Она кокетливо хохотнула в трубку.

– Я переезжаю, дорогая моя! Всё решено и подписано, пакую чемоданы и улетаю в Северную столицу!

– Неужели…

– Да! Представляешь? Я уже ему сказала, что всё! Что больше никаких отношений на расстоянии, что расстаёмся, а он выкатил мне предложение, представляешь? И это после трёх лет таких качелей на два города!

Однако.

Вот и скажите мне кто-нибудь, что нет никаких новогодних чудес! Глотнула пряного чая, катая на языке проскользнувшую горошинку перца.

– Мы приедем сюда ещё? – я ещё не отошла от шока, но прямо сейчас, по горячим следам, просто не могла не спросить. Даже если наши с Сёмой пути разойдутся, я просто обязана вернуться сюда, почувствовать это ещё раз, пережить.

– Поздравляю, – ухмыльнулся Семён, воюя с просёлочной дорогой, – вот теперь ты видела Севастополь, – секунду самодовольства я ему простила, чего уж, нужно уметь проигрывать, – мы можем не уезжать сегодня…

Снова он за своё!

– Сём, я не могу пока…

Пока я не успела сама себя поставить в перманентно-неудобное положение, он перебил:

– Рядом есть маленький гостевой дом. Там сейчас нет постояльцев, они обычно не работают в праздники, но на каникулах там семья хозяина и если мы хотим, там есть номер в мансардном этаже.

– А Настя?

– Марина сказала, что Настя у них как дома, останется ночевать при необходимости…

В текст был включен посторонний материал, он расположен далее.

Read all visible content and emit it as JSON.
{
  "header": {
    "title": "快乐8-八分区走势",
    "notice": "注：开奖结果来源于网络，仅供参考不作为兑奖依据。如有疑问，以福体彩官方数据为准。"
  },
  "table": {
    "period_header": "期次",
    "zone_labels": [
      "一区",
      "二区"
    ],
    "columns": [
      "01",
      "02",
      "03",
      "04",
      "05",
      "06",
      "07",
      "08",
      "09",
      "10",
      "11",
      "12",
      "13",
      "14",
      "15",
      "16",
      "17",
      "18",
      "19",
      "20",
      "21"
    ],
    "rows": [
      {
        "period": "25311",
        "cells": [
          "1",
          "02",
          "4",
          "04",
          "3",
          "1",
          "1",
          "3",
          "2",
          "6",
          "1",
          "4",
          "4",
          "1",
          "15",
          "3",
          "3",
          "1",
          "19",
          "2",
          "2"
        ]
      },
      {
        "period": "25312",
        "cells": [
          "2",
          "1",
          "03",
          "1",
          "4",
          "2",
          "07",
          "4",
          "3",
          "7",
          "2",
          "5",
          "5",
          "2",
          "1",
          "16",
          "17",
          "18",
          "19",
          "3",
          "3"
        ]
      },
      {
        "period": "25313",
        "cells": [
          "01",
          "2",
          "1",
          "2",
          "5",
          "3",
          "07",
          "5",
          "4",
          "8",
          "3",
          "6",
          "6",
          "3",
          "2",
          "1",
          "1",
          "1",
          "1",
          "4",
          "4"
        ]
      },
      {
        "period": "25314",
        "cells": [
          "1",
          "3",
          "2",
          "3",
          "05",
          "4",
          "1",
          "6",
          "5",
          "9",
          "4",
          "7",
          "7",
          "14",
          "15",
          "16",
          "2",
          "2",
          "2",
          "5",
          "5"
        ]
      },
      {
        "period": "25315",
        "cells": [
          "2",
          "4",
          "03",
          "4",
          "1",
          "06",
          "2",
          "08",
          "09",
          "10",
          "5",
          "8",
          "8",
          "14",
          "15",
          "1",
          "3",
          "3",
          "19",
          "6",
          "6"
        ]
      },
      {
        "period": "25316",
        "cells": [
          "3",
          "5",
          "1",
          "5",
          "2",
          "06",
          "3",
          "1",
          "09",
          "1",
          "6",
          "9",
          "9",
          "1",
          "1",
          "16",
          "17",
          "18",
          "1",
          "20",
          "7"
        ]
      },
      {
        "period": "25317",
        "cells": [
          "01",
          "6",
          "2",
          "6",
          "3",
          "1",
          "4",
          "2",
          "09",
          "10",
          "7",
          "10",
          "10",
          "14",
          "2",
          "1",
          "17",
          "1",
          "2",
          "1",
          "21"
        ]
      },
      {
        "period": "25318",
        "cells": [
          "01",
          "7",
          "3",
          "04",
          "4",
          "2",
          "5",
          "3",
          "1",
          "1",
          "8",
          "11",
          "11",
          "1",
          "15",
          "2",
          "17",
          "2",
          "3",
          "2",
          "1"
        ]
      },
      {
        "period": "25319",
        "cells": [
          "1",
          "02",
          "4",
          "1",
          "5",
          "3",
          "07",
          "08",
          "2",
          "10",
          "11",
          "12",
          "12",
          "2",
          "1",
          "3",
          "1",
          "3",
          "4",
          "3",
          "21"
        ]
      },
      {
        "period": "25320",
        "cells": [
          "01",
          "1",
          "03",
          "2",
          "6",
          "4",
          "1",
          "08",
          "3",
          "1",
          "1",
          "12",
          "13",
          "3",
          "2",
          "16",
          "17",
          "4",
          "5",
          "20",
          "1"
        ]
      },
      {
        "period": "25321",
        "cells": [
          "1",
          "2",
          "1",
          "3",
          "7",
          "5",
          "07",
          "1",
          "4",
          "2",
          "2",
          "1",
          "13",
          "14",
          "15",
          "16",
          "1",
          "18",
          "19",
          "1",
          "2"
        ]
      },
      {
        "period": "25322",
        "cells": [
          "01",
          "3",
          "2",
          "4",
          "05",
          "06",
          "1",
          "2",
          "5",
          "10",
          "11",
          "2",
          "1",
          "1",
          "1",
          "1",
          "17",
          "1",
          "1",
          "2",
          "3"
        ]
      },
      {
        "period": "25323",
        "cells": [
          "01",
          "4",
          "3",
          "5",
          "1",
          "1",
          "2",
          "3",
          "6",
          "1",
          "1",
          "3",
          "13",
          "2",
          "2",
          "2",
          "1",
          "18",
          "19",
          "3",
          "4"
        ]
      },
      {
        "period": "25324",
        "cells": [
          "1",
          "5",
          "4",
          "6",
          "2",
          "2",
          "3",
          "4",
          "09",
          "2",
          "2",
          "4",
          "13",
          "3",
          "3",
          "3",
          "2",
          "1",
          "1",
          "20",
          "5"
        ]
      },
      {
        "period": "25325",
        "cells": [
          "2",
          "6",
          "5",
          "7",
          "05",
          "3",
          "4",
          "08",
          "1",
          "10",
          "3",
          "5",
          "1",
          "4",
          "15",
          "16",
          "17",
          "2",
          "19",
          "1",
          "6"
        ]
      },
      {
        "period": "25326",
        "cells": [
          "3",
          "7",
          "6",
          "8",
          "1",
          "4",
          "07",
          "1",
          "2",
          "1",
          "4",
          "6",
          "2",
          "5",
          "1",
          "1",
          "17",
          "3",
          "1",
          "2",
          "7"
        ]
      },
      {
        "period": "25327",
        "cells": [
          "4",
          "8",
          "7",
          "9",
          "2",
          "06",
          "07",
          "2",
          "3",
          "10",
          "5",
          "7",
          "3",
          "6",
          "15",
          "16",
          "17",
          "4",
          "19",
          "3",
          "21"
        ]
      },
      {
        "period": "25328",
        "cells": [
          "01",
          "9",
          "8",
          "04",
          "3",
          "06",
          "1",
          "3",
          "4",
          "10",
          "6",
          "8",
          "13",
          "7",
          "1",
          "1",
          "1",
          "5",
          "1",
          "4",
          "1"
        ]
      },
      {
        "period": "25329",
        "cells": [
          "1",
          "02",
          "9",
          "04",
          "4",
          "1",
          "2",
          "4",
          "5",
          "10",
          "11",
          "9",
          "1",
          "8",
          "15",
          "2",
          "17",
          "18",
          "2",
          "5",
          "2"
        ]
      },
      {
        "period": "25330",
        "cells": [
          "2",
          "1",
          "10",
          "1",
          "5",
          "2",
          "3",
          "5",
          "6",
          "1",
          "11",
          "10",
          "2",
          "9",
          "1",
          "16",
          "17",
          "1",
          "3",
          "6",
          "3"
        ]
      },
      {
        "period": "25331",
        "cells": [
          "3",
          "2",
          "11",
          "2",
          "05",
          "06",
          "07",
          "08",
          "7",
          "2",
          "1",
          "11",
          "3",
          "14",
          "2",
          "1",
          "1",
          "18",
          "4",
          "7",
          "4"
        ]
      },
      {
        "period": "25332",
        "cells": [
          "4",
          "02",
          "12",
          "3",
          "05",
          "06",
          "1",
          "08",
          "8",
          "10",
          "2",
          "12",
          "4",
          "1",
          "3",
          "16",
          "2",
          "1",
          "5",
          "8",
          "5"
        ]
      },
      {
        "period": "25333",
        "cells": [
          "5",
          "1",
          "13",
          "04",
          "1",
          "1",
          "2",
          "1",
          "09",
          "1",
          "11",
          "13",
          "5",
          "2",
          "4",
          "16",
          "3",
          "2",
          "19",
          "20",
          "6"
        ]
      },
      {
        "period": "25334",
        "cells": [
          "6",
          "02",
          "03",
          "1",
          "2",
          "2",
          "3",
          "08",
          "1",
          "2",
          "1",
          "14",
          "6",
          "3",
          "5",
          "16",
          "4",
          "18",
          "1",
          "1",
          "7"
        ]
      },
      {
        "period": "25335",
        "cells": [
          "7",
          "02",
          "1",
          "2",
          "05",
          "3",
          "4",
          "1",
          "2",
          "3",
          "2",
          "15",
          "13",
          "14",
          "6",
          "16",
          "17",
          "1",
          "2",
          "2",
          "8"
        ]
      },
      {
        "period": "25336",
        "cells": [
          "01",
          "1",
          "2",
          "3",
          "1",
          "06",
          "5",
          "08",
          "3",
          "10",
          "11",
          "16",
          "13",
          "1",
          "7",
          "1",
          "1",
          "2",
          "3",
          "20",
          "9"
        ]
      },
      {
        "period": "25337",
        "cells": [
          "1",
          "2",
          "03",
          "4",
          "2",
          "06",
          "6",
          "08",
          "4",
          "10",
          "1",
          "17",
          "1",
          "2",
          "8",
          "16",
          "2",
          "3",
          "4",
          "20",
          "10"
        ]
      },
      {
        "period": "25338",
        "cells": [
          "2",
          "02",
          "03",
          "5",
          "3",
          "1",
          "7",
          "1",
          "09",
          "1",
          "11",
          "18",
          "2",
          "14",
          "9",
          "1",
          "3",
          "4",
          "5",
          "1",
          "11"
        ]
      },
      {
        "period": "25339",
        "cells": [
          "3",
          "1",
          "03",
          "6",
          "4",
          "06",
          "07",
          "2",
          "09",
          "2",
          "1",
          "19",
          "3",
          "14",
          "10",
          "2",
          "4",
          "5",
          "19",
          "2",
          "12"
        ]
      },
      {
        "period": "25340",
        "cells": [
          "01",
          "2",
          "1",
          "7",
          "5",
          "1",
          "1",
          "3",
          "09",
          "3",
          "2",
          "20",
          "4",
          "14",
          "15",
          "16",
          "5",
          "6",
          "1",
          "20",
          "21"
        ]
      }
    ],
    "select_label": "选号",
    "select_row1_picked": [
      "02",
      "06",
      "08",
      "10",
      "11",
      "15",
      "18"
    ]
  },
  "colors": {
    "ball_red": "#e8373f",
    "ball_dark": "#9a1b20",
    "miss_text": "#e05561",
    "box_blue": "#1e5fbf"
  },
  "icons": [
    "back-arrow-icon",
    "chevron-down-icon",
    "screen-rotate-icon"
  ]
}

Заприметив заезженное из девяностых название “Эдем”, я готова была передумать. Но крошечный отель, спрятанный в горах, переубедил меня сам, стоило только его увидеть. Когда я вошла в номер, не сразу заметила уютную деревянную обстановку, тепло внутри, большую кровать. Я увидела прозрачную стену, а за ней, пропустив огромную лоджию, – балаклавскую бухту. Набережную и спящие горы, усыпанные вечнозелёными пятнами.

У этого места и не могло быть другого названия.

Мы, словно увезли его с собой.

Мы вернулись в Симферополь, а Эдем остался с нами.

Только в мире нет ничего идеального, и по приезде, Понка не вышла нас встречать.

Мы обыскали всю квартиру, зовя и приманивая кошку, но без толку. Если бы не лоток и миска, можно было бы подумать, что её и не было никогда.

– Скорее всего, она выскочила в подъезд, когда мы уходили, – Семён снял с порога клочок шерсти.

Сообщение в домовой чат, потом в дворовой не дало никакого результата – никто не видел белую кошку, ни первого января, ни вообще.

– Сёма, а где наша Понка? – спросила Настя с заднего сиденья, когда мы подъехали к старому домику, чтобы взять котёнка из приплода, которых раздают лишь бы не топить – даром.

– Она отправилась дальше, чтобы порадовать и других маленьких девочек, которые её ждут.

– Как Дедушка Мороз?

– Как Дедушка Мороз.

То ли сработала сила самовнушения, то ли я бесчувственная сволочь, но горевать по ней никак не выходило. Откуда-то была уверенность, что с этой вертихвосткой всё хорошо, что эта блондинистая красотка уже нашла другие хорошие руки.